Part 1. Here's an example of a relation that is symmetric and transitive, but not reflexive.
The set is $X=\{1,2,3\}$. The relation is $$R = \Bigl\{ (2,2),\ (2,3),\ (3,2),\ (3,3)\Bigr\}.$$ Verify that $R$ is symmetric and transitive. Verify that $R$ is not reflexive. Then try to see why the alleged proof fails in this example. Use that to explain where the fallacy in the proof lies. It does not lie in taking $c$ equal to $a$.
Part 2. Think about what the fallacy is in the proof you are given; what extra hypothesis on $\sim$ would make the argument correct? The argument is fallacious because it assumes that something happens, when you have no warrant for asserting it will happen. So try to come up with some hypothesis that will guarantee this happens.
For the first part: The "proof" assumes that for $a$ there is a $b$ such that $a\sim b$. This of course is not necessarily given. The empty relation i.e. for no $a,b$ we have $a\sim b$ is transitive, symmetric but not reflexive. (This example seems to many students not very explanatory although it is the simplest example of this situation. See the example of Arturo Magidin if that helps.)
For the second part: I think the book might ask for something like this.
Prop 1': For any $a$, for which there is any $b$ such that $a\sim b$, we also have $a\sim a$.
This might seem to be an weird property, but we could also take "suffices Prop 2 and Prop 3", which wouldn't make much more sense.
Or as Arturo Magidin suggested
Prop 1'': For any $a$, there is a $b$ such that $a\sim b$
together with Prop 2 and Prop 3 implies Prop 1.
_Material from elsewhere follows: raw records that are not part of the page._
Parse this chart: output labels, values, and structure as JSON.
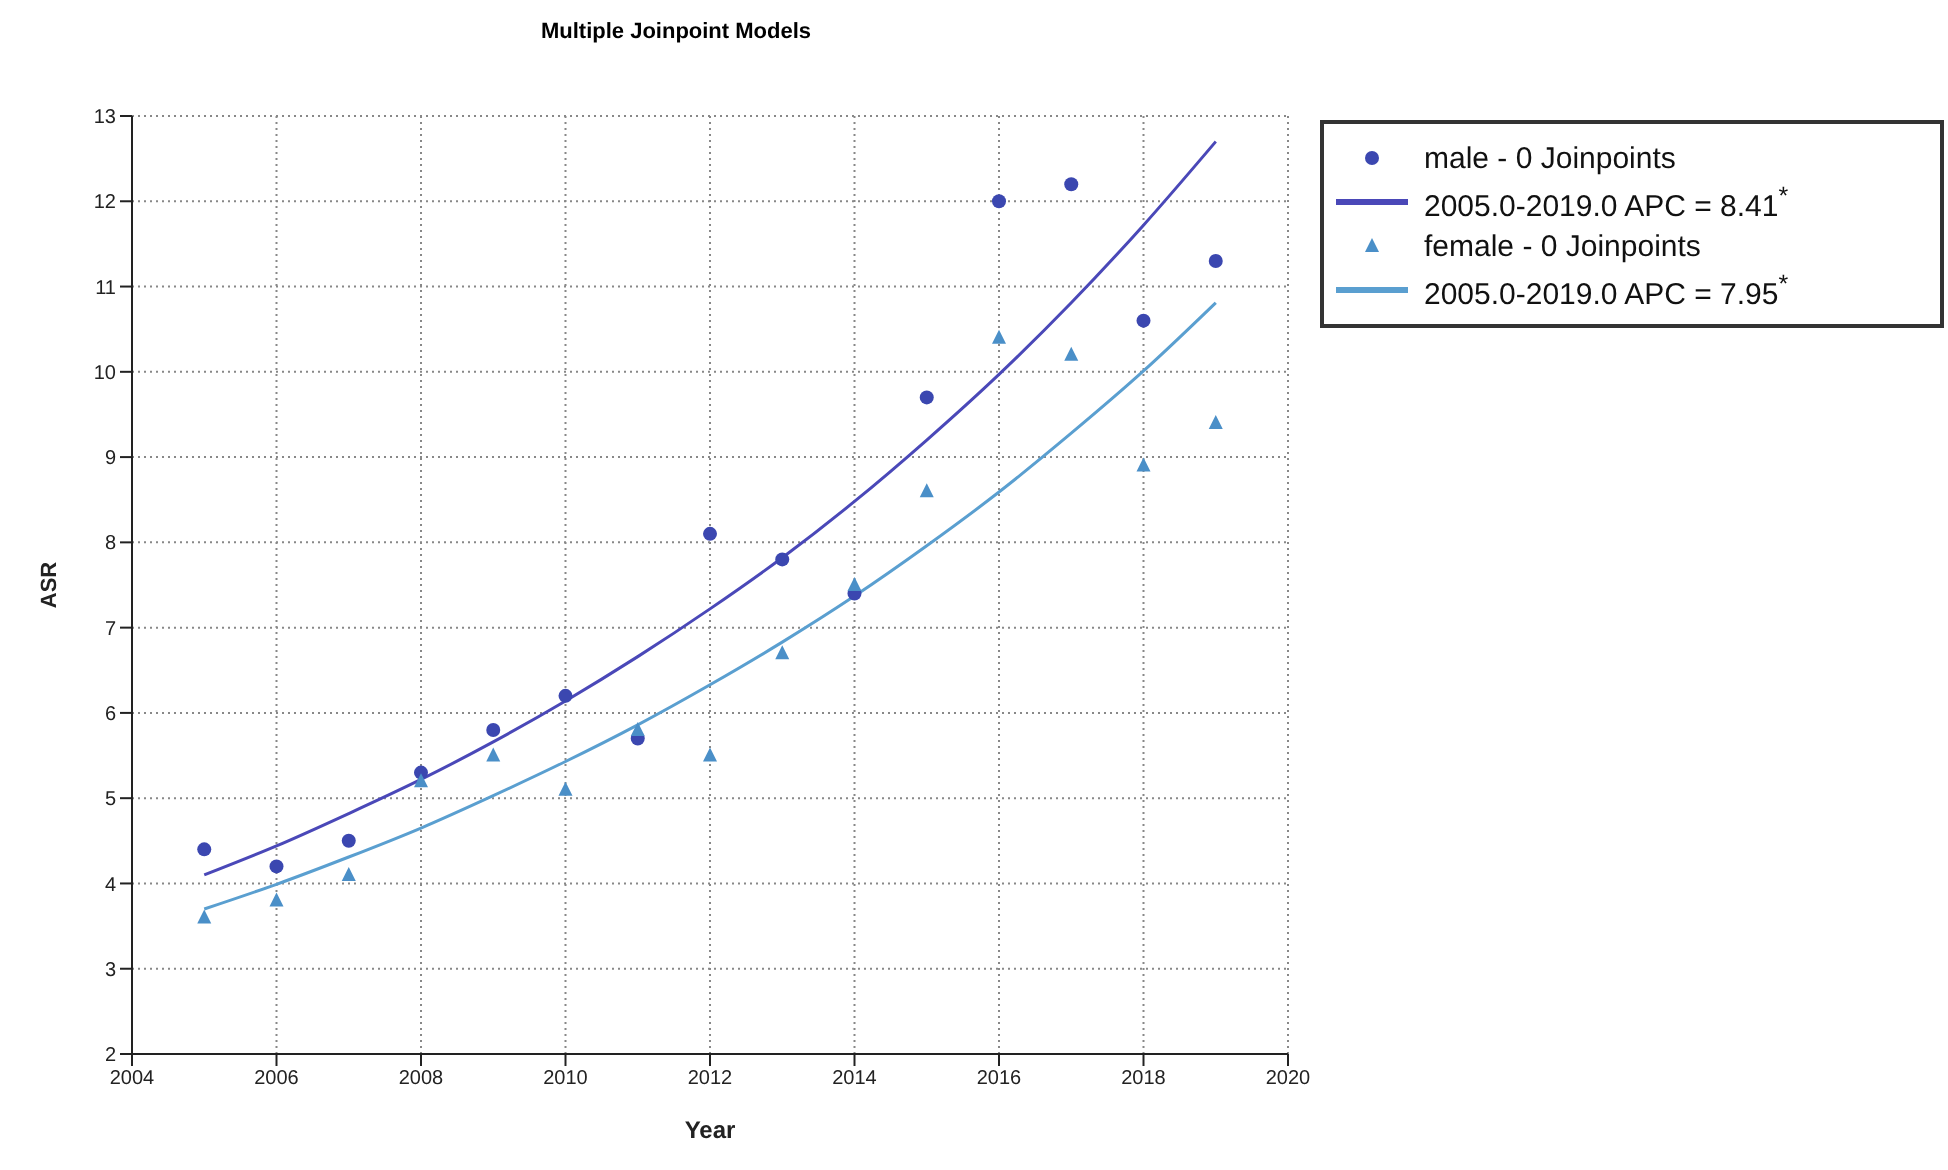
{
  "chart_data": {
    "type": "scatter",
    "title": "Multiple Joinpoint Models",
    "xlabel": "Year",
    "ylabel": "ASR",
    "xlim": [
      2004,
      2020
    ],
    "xticks": [
      2004,
      2006,
      2008,
      2010,
      2012,
      2014,
      2016,
      2018,
      2020
    ],
    "ylim": [
      2,
      13
    ],
    "yticks": [
      2,
      3,
      4,
      5,
      6,
      7,
      8,
      9,
      10,
      11,
      12,
      13
    ],
    "grid": true,
    "legend": "top right",
    "series": [
      {
        "name": "male - 0 Joinpoints",
        "type": "scatter",
        "marker": "circle",
        "color": "#3b47b0",
        "x": [
          2005,
          2006,
          2007,
          2008,
          2009,
          2010,
          2011,
          2012,
          2013,
          2014,
          2015,
          2016,
          2017,
          2018,
          2019
        ],
        "values": [
          4.4,
          4.2,
          4.5,
          5.3,
          5.8,
          6.2,
          5.7,
          8.1,
          7.8,
          7.4,
          9.7,
          12.0,
          12.2,
          10.6,
          11.3
        ]
      },
      {
        "name": "2005.0-2019.0 APC  = 8.41$^{*}$",
        "type": "line",
        "line_style": "solid",
        "marker": "none",
        "color": "#4a48b8",
        "x": [
          2005,
          2006,
          2007,
          2008,
          2009,
          2010,
          2011,
          2012,
          2013,
          2014,
          2015,
          2016,
          2017,
          2018,
          2019
        ],
        "values": [
          4.1,
          4.44,
          4.82,
          5.22,
          5.66,
          6.14,
          6.66,
          7.22,
          7.82,
          8.48,
          9.2,
          9.97,
          10.81,
          11.72,
          12.7
        ]
      },
      {
        "name": "female - 0 Joinpoints",
        "type": "scatter",
        "marker": "triangle",
        "color": "#4a8fc8",
        "x": [
          2005,
          2006,
          2007,
          2008,
          2009,
          2010,
          2011,
          2012,
          2013,
          2014,
          2015,
          2016,
          2017,
          2018,
          2019
        ],
        "values": [
          3.6,
          3.8,
          4.1,
          5.2,
          5.5,
          5.1,
          5.8,
          5.5,
          6.7,
          7.5,
          8.6,
          10.4,
          10.2,
          8.9,
          9.4
        ]
      },
      {
        "name": "2005.0-2019.0 APC  = 7.95$^{*}$",
        "type": "line",
        "line_style": "solid",
        "marker": "none",
        "color": "#5a9fd0",
        "x": [
          2005,
          2006,
          2007,
          2008,
          2009,
          2010,
          2011,
          2012,
          2013,
          2014,
          2015,
          2016,
          2017,
          2018,
          2019
        ],
        "values": [
          3.7,
          3.99,
          4.31,
          4.65,
          5.03,
          5.43,
          5.86,
          6.33,
          6.83,
          7.37,
          7.96,
          8.59,
          9.28,
          10.01,
          10.81
        ]
      }
    ]
  }
}
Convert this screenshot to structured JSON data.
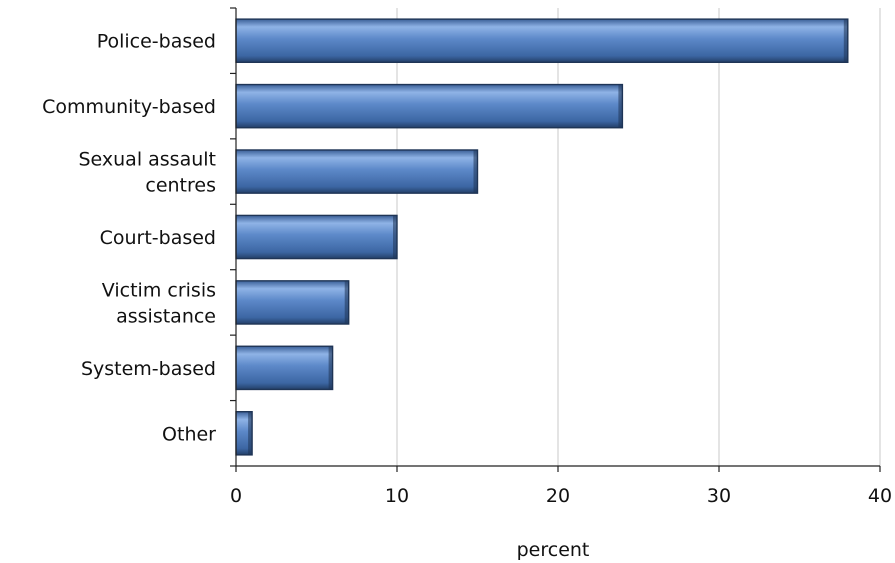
{
  "chart_data": {
    "type": "bar",
    "orientation": "horizontal",
    "categories": [
      [
        "Police-based"
      ],
      [
        "Community-based"
      ],
      [
        "Sexual assault",
        "centres"
      ],
      [
        "Court-based"
      ],
      [
        "Victim crisis",
        "assistance"
      ],
      [
        "System-based"
      ],
      [
        "Other"
      ]
    ],
    "values": [
      38,
      24,
      15,
      10,
      7,
      6,
      1
    ],
    "xlabel": "percent",
    "ylabel": "",
    "xlim": [
      0,
      40
    ],
    "x_ticks": [
      0,
      10,
      20,
      30,
      40
    ],
    "grid": "vertical",
    "bar_color": "#4a75b5",
    "bar_edge_color": "#1f3556"
  }
}
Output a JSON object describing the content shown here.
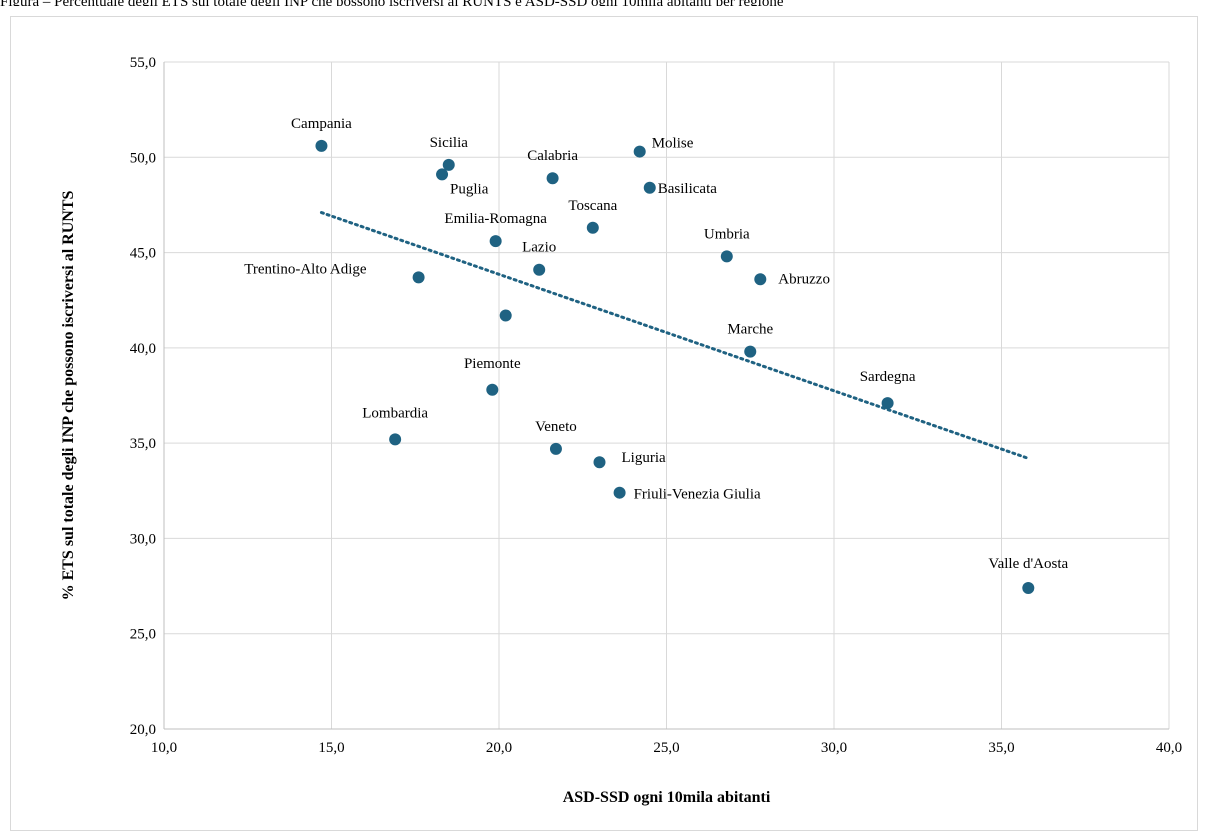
{
  "header_fragment": "Figura  –  Percentuale degli ETS sul totale degli INP che possono iscriversi al RUNTS e ASD-SSD ogni 10mila abitanti per regione",
  "chart_data": {
    "type": "scatter",
    "title": "",
    "xlabel": "ASD-SSD ogni 10mila abitanti",
    "ylabel": "% ETS sul totale degli INP che possono iscriversi al RUNTS",
    "xlim": [
      10,
      40
    ],
    "ylim": [
      20,
      55
    ],
    "xticks": [
      "10,0",
      "15,0",
      "20,0",
      "25,0",
      "30,0",
      "35,0",
      "40,0"
    ],
    "yticks": [
      "20,0",
      "25,0",
      "30,0",
      "35,0",
      "40,0",
      "45,0",
      "50,0",
      "55,0"
    ],
    "grid": true,
    "marker_color": "#1f6282",
    "trendline": {
      "color": "#1f6282",
      "style": "dotted",
      "x": [
        14.7,
        35.8
      ],
      "y": [
        47.1,
        34.2
      ]
    },
    "points": [
      {
        "label": "Campania",
        "x": 14.7,
        "y": 50.6
      },
      {
        "label": "Sicilia",
        "x": 18.5,
        "y": 49.6
      },
      {
        "label": "Puglia",
        "x": 18.3,
        "y": 49.1
      },
      {
        "label": "Calabria",
        "x": 21.6,
        "y": 48.9
      },
      {
        "label": "Molise",
        "x": 24.2,
        "y": 50.3
      },
      {
        "label": "Basilicata",
        "x": 24.5,
        "y": 48.4
      },
      {
        "label": "Toscana",
        "x": 22.8,
        "y": 46.3
      },
      {
        "label": "Emilia-Romagna",
        "x": 19.9,
        "y": 45.6
      },
      {
        "label": "Lazio",
        "x": 21.2,
        "y": 44.1
      },
      {
        "label": "Umbria",
        "x": 26.8,
        "y": 44.8
      },
      {
        "label": "Abruzzo",
        "x": 27.8,
        "y": 43.6
      },
      {
        "label": "Trentino-Alto Adige",
        "x": 17.6,
        "y": 43.7
      },
      {
        "label": "",
        "x": 20.2,
        "y": 41.7
      },
      {
        "label": "Marche",
        "x": 27.5,
        "y": 39.8
      },
      {
        "label": "Piemonte",
        "x": 19.8,
        "y": 37.8
      },
      {
        "label": "Sardegna",
        "x": 31.6,
        "y": 37.1
      },
      {
        "label": "Lombardia",
        "x": 16.9,
        "y": 35.2
      },
      {
        "label": "Veneto",
        "x": 21.7,
        "y": 34.7
      },
      {
        "label": "Liguria",
        "x": 23.0,
        "y": 34.0
      },
      {
        "label": "Friuli-Venezia Giulia",
        "x": 23.6,
        "y": 32.4
      },
      {
        "label": "Valle d'Aosta",
        "x": 35.8,
        "y": 27.4
      }
    ]
  }
}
There is no difficulty in supplying a "Prop. $0$" strictly weaker than Prop. $1$ such that Prop. $0$ and Props. $2$ and $3$ imply the current Prop. $1$. Just say that for any $x$ there is a $y$ such that $x \sim y$. (Of course that $y$ might be $x$ itself.) Then Prop. $0$, together with $2$ and $3$, imply Prop. $1$. Thus Prop. $0$, $2$, and $3$ give an alternate axiomatization. Perhaps this is the intended answer. Or not.